実地訓練を受ける女性たち
写真:共同通信社

1945年(昭和20年)に終戦を迎えてから、今年でちょうど70年。戦後、日本が「平和国家」を宣言しながらここまで成長してきた影に、ある”戦争”があったことをご存知ですか? それが本日紹介する「交通戦争」。

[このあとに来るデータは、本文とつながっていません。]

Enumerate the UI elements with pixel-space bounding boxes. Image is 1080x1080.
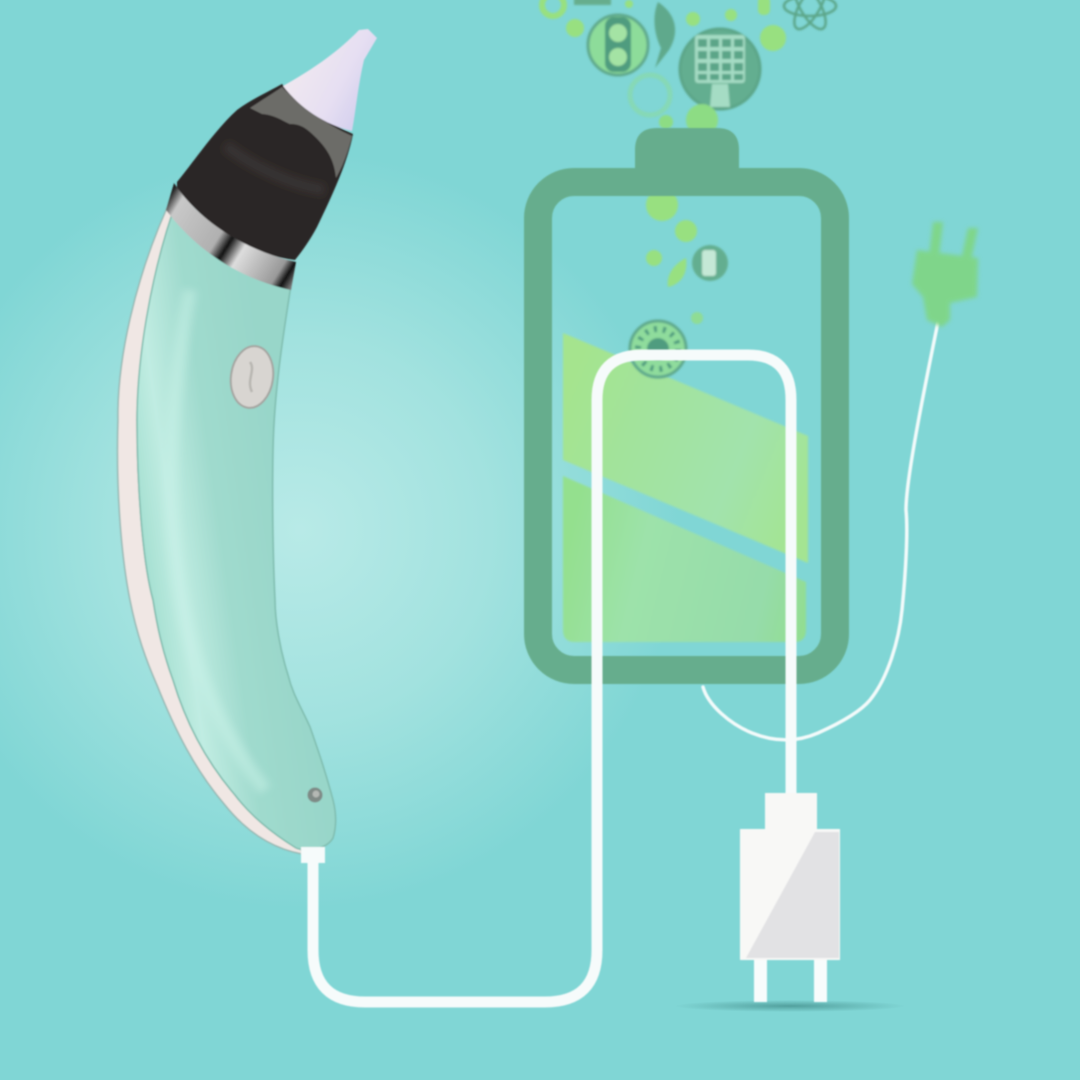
- device silver ring: [166, 183, 296, 290]
- charger: [740, 793, 840, 1002]
- icon: atom: [784, 0, 836, 34]
- icon: small fuel badge: [692, 245, 728, 281]
- icon: green wall plug: [912, 222, 978, 327]
- battery fill: upper charge level: [563, 333, 808, 563]
- device nozzle tip: [283, 29, 377, 131]
- battery outline: [538, 128, 835, 670]
- nasal aspirator device: [118, 29, 377, 863]
- device highlight: [171, 290, 265, 790]
- device cable strain relief: [301, 847, 325, 863]
- device power button: [227, 343, 277, 411]
- icon: energy icons rising into battery: [542, 0, 836, 324]
- device head interior shading: [225, 145, 325, 190]
- icon: leaf: [654, 2, 675, 68]
- thin white cable to wall plug: [703, 322, 938, 740]
- icon: solar panel: [680, 29, 760, 109]
- device indicator light: [308, 788, 322, 802]
- device dark head: [177, 84, 353, 260]
- icon: sun badge: [630, 321, 686, 377]
- white charging cable: [313, 355, 791, 1002]
- device body: [137, 214, 336, 850]
- device back white strip: [118, 208, 302, 854]
- shadow under charger: [675, 1000, 905, 1012]
- battery fill: lower charge level: [563, 476, 806, 642]
- icon: socket: [588, 15, 648, 75]
- device head translucent shoulder: [250, 87, 352, 178]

「交通戦争」とは、1961年(昭和36年)の流行語で、交通事故による死者数が増加し続ける状況が、一種の「戦争状態」だと、新聞で表現されたことから生まれた言葉です。なぜこのような”戦争”が日本で起きたのでしょうか?

「交通戦争」の原因は?

昭和30年代、高度経済成長をむかえた日本では、自動車の数が急増します。それにあわせ交通事故件数も増えはじめ、1946年(昭和21年)には年間4400人だった交通事故による死者数は年々増加し、1959年(昭和34年)にはついに1万人を突破。翌年も1万2000人を超え、この2年間での死者数が日清戦争(1894〜1895年)における日本の戦死者数を超える状況だったことから「交通戦争」といわれるようになりました。「交通戦争」が社会問題化し、流行語となった後も死者数は増え続け、1970年(昭和45年)には1万6000人を超えるという過去最悪の非常事態になってしまいました。

死者が増え続けた理由に、急速な「車社会」へのシフトチェンジに、当時の交通整備がまったく追いついてなかったことがあげられます。また、交通事故で、多くの子供も命を落としました。当時を考察した2005年(平成17年)の「交通白書」では、次のように記されています。

(昭和)30年代から40年代における交通事故死者を状態別にみると、歩道や信号機の整備が十分でない中で、歩行中の死者が最も多くなっていた。特に、子どもが犠牲となった痛ましい事故が続発したことは、交通事故問題の深刻さを国民に強く印象付けた。

子どもたちの安全を守るため、1959年(昭和34年)には登下校を守る学童擁護員、通称「緑のおばさん」が登場します。その後、ガードレール、歩道橋、道路標識などが急ピッチで作られ、1970年(昭和45年)をピークに交通事故の死者数は減少していきました。いまではおなじみの登下校時間を中心に交通規制を行う「スクールゾーン」も1972年(昭和47年)から始まりました。

その効果もあって1979年(昭和54)まで死者数は減少していきます。しかし、1980年(昭和55年)からは再び上昇を始め、1988年(昭和63年)に死者が再び1万人を超えたことから、「第二次交通戦争」と呼ばれるようになりました。なぜ事故件数は再び増えはじめたと思いますか?

第一次交通戦争では「歩行者の死亡」が多かったのに対し、第二次交通戦争では「車を運転する人の死亡事故」が増えていました。そして、その事故による死者で多かったのは、若者でした。

「交通戦争」も「戦後」のままで…

2000年(平成12年)以降、交通事故の年間死者数は14年連続で減少。昨年の死者は4113人と、統計が残る1946年(昭和21年)以降では、戦後3番目に少ない数字です。

ここまで改善された背景には、シートベルト着用の義務化、飲酒運転に対する罰則強化などが効果を発揮しています。また、エアバッグやABSなどの装備が標準化するなど、自動車の安全性能がアップしたこと、運転技術や運転マナーが向上したことが理由にあげられます。近年の「若者の車離れ」も事故死者数が減った要因と見る向きもありますね。

しかし、最近は若者による事故が減った代わりに、65歳以上の高齢者による車の事故の割合が増えているようです。この先も「交通戦争」は繰り返されずに、「戦後」のままであってほしいものですね。